Abstract
The moist convection parameterization used in the GISS 3-D GCM is adapted for use in a two-dimensional (2-D) zonally averaged statisticai-dynamical model. Experiments with different versions of the parameterization show that its impact on the general circulation in the 2-D model does not parallel its impact in the 3-D model unless the effect of zonal variations is parameterized in the moist convection calculations. A parameterization of the variations in moist static energy is introduced in which the temperature variations are calculated from baroclinic stability theory, and the relative humidity is assumed to be constant. Inclusion of the zonal variations of moist static energy in the 2-D moist convection parameterization allows just a fraction of a latitude circle to be unstable and enhances the amount of deep convection. This leads to a 2-D simulation of the general circulation very similar to that in the 3-D model.
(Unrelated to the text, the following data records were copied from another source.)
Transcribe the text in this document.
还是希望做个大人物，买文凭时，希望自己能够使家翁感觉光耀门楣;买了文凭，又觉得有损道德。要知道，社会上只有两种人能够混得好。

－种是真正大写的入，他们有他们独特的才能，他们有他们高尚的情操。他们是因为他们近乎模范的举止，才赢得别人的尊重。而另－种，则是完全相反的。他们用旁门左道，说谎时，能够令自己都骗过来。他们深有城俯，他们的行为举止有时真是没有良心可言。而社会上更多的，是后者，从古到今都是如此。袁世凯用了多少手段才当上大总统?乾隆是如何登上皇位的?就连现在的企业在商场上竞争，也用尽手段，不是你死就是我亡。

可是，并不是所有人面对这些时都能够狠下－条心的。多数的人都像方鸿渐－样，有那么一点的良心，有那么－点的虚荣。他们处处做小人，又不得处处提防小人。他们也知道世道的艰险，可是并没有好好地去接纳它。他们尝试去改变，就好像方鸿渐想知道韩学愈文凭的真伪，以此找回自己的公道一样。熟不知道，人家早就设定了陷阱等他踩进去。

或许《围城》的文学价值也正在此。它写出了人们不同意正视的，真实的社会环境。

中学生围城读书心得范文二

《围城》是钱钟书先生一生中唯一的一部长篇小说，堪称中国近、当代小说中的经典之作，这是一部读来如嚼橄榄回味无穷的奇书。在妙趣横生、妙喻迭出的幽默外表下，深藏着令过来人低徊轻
The experiments show that the general circulation is sensitive to the parameterized amount of deep convection in the subsident branch of the Hadley cell. The more there is, the weaker are the Hadley cell circulations and the westerly jets. The experiments also confirm the effects of momentum mixing associated with moist convection found by earlier investigator and, in addition, show that the momentum mixing weakens the Ferrel cell. An experiment in which the moist convection was removed while the hydrological cycle was retained and the eddy forcing was held fixed shows that moist convection by itself stabilizes the tropics, reduces the Hadley circulation, and reduces the maximum speeds in the westerly jets.